Undoubtedly today’s widespread Internet protest, which has darkened web sites ranging from Wikipedia to reddit to Flickr, has raised public awareness of the looming legislative and public relations battles associated with the Stop Internet Piracy Act (“SOPA”) and the Protect IP Act (“PIPA”), which are currently under consideration in the House and Senate, respectively. While the debate over the merits of these largely similar bills is still heating up (a vote on PIPA is expected as early as January 24), Congressman Darrell Issa (R) of California has announced plans to introduce competing legislation in the form of the Online Protection and Enforcement of Digital Trade Act (“OPEN Act”).

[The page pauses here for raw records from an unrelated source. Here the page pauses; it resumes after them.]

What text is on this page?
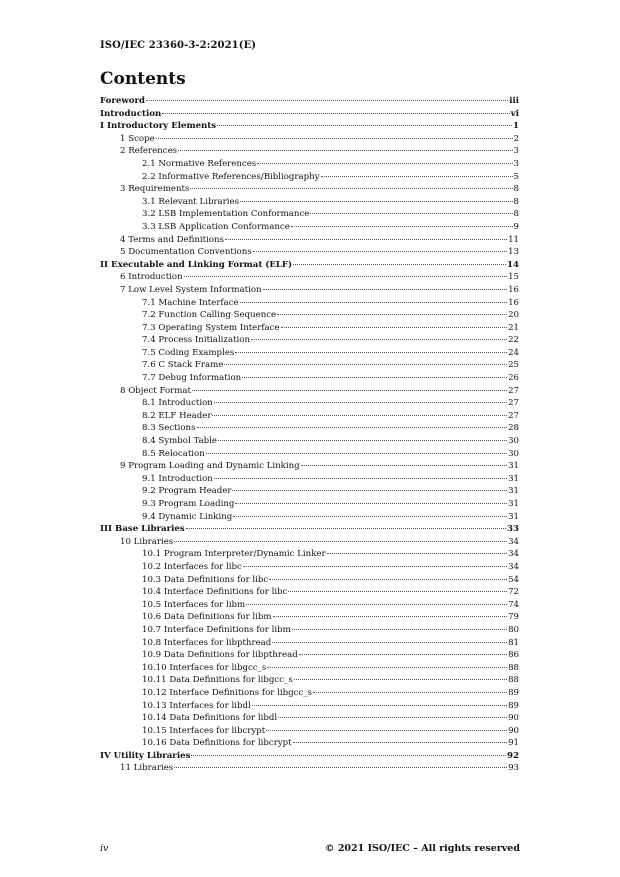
ISO/IEC 23360-3-2:2021(E)
Contents
Foreword	iii
Introduction	vi
I Introductory Elements	1
1 Scope	2
2 References	3
2.1 Normative References	3
2.2 Informative References/Bibliography	5
3 Requirements	8
3.1 Relevant Libraries	8
3.2 LSB Implementation Conformance	8
3.3 LSB Application Conformance	9
4 Terms and Definitions	11
5 Documentation Conventions	13
II Executable and Linking Format (ELF)	14
6 Introduction	15
7 Low Level System Information	16
7.1 Machine Interface	16
7.2 Function Calling Sequence	20
7.3 Operating System Interface	21
7.4 Process Initialization	22
7.5 Coding Examples	24
7.6 C Stack Frame	25
7.7 Debug Information	26
8 Object Format	27
8.1 Introduction	27
8.2 ELF Header	27
8.3 Sections	28
8.4 Symbol Table	30
8.5 Relocation	30
9 Program Loading and Dynamic Linking	31
9.1 Introduction	31
9.2 Program Header	31
9.3 Program Loading	31
9.4 Dynamic Linking	31
III Base Libraries	33
10 Libraries	34
10.1 Program Interpreter/Dynamic Linker	34
10.2 Interfaces for libc	34
10.3 Data Definitions for libc	54
10.4 Interface Definitions for libc	72
10.5 Interfaces for libm	74
10.6 Data Definitions for libm	79
10.7 Interface Definitions for libm	80
10.8 Interfaces for libpthread	81
10.9 Data Definitions for libpthread	86
10.10 Interfaces for libgcc_s	88
10.11 Data Definitions for libgcc_s	88
10.12 Interface Definitions for libgcc_s	89
10.13 Interfaces for libdl	89
10.14 Data Definitions for libdl	90
10.15 Interfaces for libcrypt	90
10.16 Data Definitions for libcrypt	91
IV Utility Libraries	92
11 Libraries	93
iv	© 2021 ISO/IEC – All rights reserved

SOPA, PIPA and the OPEN Act each aim to stop the flow of infringing digital content from foreign websites into the United States. SOPA and PIPA would empower the Justice Department to police sites hosting infringing digital content or linking thereto. Infringement would be curtailed through a variety of means, including requiring search engines to remove references to infringing foreign sites from search results, requiring that payment providers close accounts associated with such sites, and ordering that Internet Service Providers alter Domain Name Server records to prevent access to such sites.

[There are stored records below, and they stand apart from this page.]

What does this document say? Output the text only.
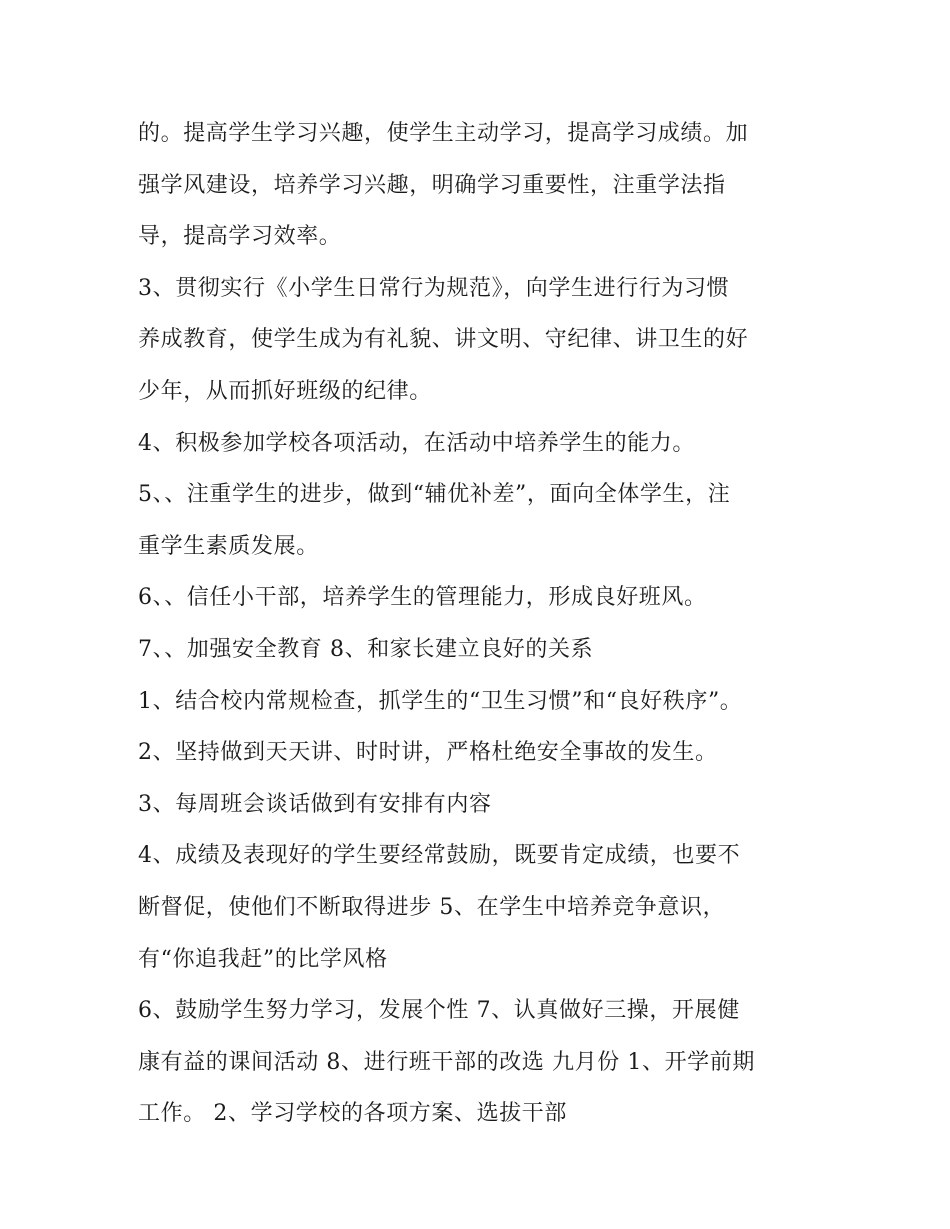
的。提高学生学习兴趣，使学生主动学习，提高学习成绩。加
强学风建设，培养学习兴趣，明确学习重要性，注重学法指
导，提高学习效率。
3、贯彻实行《小学生日常行为规范》，向学生进行行为习惯
养成教育，使学生成为有礼貌、讲文明、守纪律、讲卫生的好
少年，从而抓好班级的纪律。
4、积极参加学校各项活动，在活动中培养学生的能力。
5、、注重学生的进步，做到“辅优补差”，面向全体学生，注
重学生素质发展。
6、、信任小干部，培养学生的管理能力，形成良好班风。
7、、加强安全教育 8、和家长建立良好的关系
1、结合校内常规检查，抓学生的“卫生习惯”和“良好秩序”。
2、坚持做到天天讲、时时讲，严格杜绝安全事故的发生。
3、每周班会谈话做到有安排有内容
4、成绩及表现好的学生要经常鼓励，既要肯定成绩，也要不
断督促，使他们不断取得进步 5、在学生中培养竞争意识，
有“你追我赶”的比学风格
6、鼓励学生努力学习，发展个性 7、认真做好三操，开展健
康有益的课间活动 8、进行班干部的改选 九月份 1、开学前期
工作。 2、学习学校的各项方案、选拔干部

In contrast, the OPEN Act would place responsibility for investigating digital content infringement originating outside the United States squarely on the shoulders of the International Trade Commission. Infringing digital content originating at foreign web sites would be treated similarly to tangible imports that infringe intellectual property rights. Key provisions of the OPEN Act include the following:

  • In order to warrant ITC action, a foreign site must be primarily and willfully used to infringe intellectual property rights;
  • Investigations could be launched independently by the ITC or in response to a petition filed by a United States rights holder; and
  • Upon a finding that a foreign website is primarily and willfully infringing a valid intellectual property right, the ITC could order payment processors and web-based advertising services based in the United States to cease all contact with the infringing site.

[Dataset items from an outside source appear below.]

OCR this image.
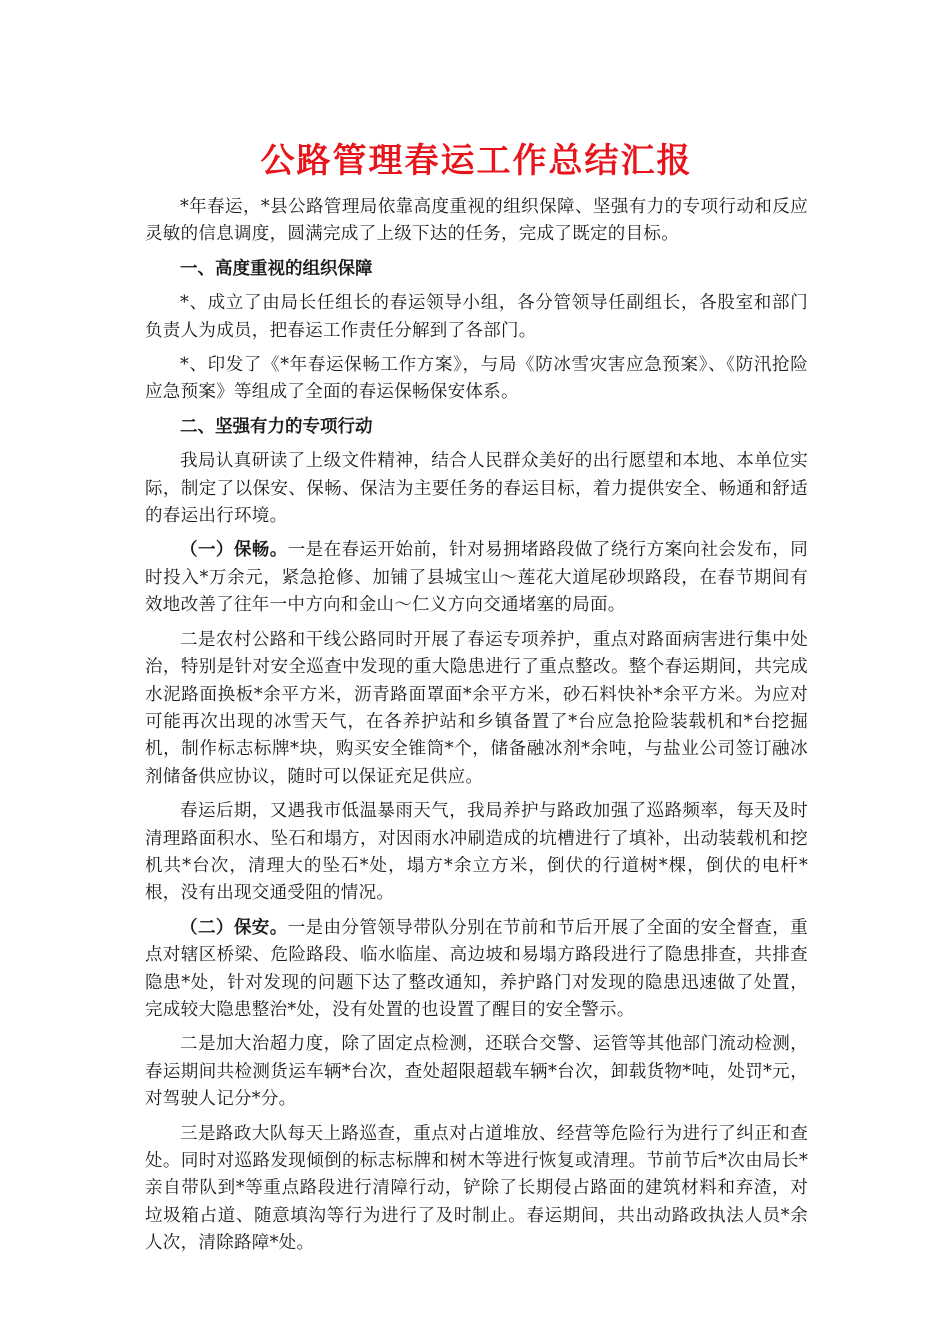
公路管理春运工作总结汇报

*年春运，*县公路管理局依靠高度重视的组织保障、坚强有力的专项行动和反应灵敏的信息调度，圆满完成了上级下达的任务，完成了既定的目标。

一、高度重视的组织保障

*、成立了由局长任组长的春运领导小组，各分管领导任副组长，各股室和部门负责人为成员，把春运工作责任分解到了各部门。

*、印发了《*年春运保畅工作方案》，与局《防冰雪灾害应急预案》、《防汛抢险应急预案》等组成了全面的春运保畅保安体系。

二、坚强有力的专项行动

我局认真研读了上级文件精神，结合人民群众美好的出行愿望和本地、本单位实际，制定了以保安、保畅、保洁为主要任务的春运目标，着力提供安全、畅通和舒适的春运出行环境。

（一）保畅。一是在春运开始前，针对易拥堵路段做了绕行方案向社会发布，同时投入*万余元，紧急抢修、加铺了县城宝山～莲花大道尾砂坝路段，在春节期间有效地改善了往年一中方向和金山～仁义方向交通堵塞的局面。

二是农村公路和干线公路同时开展了春运专项养护，重点对路面病害进行集中处治，特别是针对安全巡查中发现的重大隐患进行了重点整改。整个春运期间，共完成水泥路面换板*余平方米，沥青路面罩面*余平方米，砂石料快补*余平方米。为应对可能再次出现的冰雪天气，在各养护站和乡镇备置了*台应急抢险装载机和*台挖掘机，制作标志标牌*块，购买安全锥筒*个，储备融冰剂*余吨，与盐业公司签订融冰剂储备供应协议，随时可以保证充足供应。

春运后期，又遇我市低温暴雨天气，我局养护与路政加强了巡路频率，每天及时清理路面积水、坠石和塌方，对因雨水冲刷造成的坑槽进行了填补，出动装载机和挖机共*台次，清理大的坠石*处，塌方*余立方米，倒伏的行道树*棵，倒伏的电杆*根，没有出现交通受阻的情况。

（二）保安。一是由分管领导带队分别在节前和节后开展了全面的安全督查，重点对辖区桥梁、危险路段、临水临崖、高边坡和易塌方路段进行了隐患排查，共排查隐患*处，针对发现的问题下达了整改通知，养护路门对发现的隐患迅速做了处置，完成较大隐患整治*处，没有处置的也设置了醒目的安全警示。

二是加大治超力度，除了固定点检测，还联合交警、运管等其他部门流动检测，春运期间共检测货运车辆*台次，查处超限超载车辆*台次，卸载货物*吨，处罚*元，对驾驶人记分*分。

三是路政大队每天上路巡查，重点对占道堆放、经营等危险行为进行了纠正和查处。同时对巡路发现倾倒的标志标牌和树木等进行恢复或清理。节前节后*次由局长*亲自带队到*等重点路段进行清障行动，铲除了长期侵占路面的建筑材料和弃渣，对垃圾箱占道、随意填沟等行为进行了及时制止。春运期间，共出动路政执法人员*余人次，清除路障*处。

The bill would also allow for expedited action by the ITC under certain circumstances.

Internet heavyweights including Facebook, LinkedIn, Twitter and Yahoo! have already spoken out in favor of the OPEN Act, and a growing number of members of both houses of Congress have voiced support as well. Thus, while all eyes are on SOPA and PIPA during today’s well-publicized online protest, it is important that rights holders and Internet-based businesses keep a close eye on the OPEN Act as well.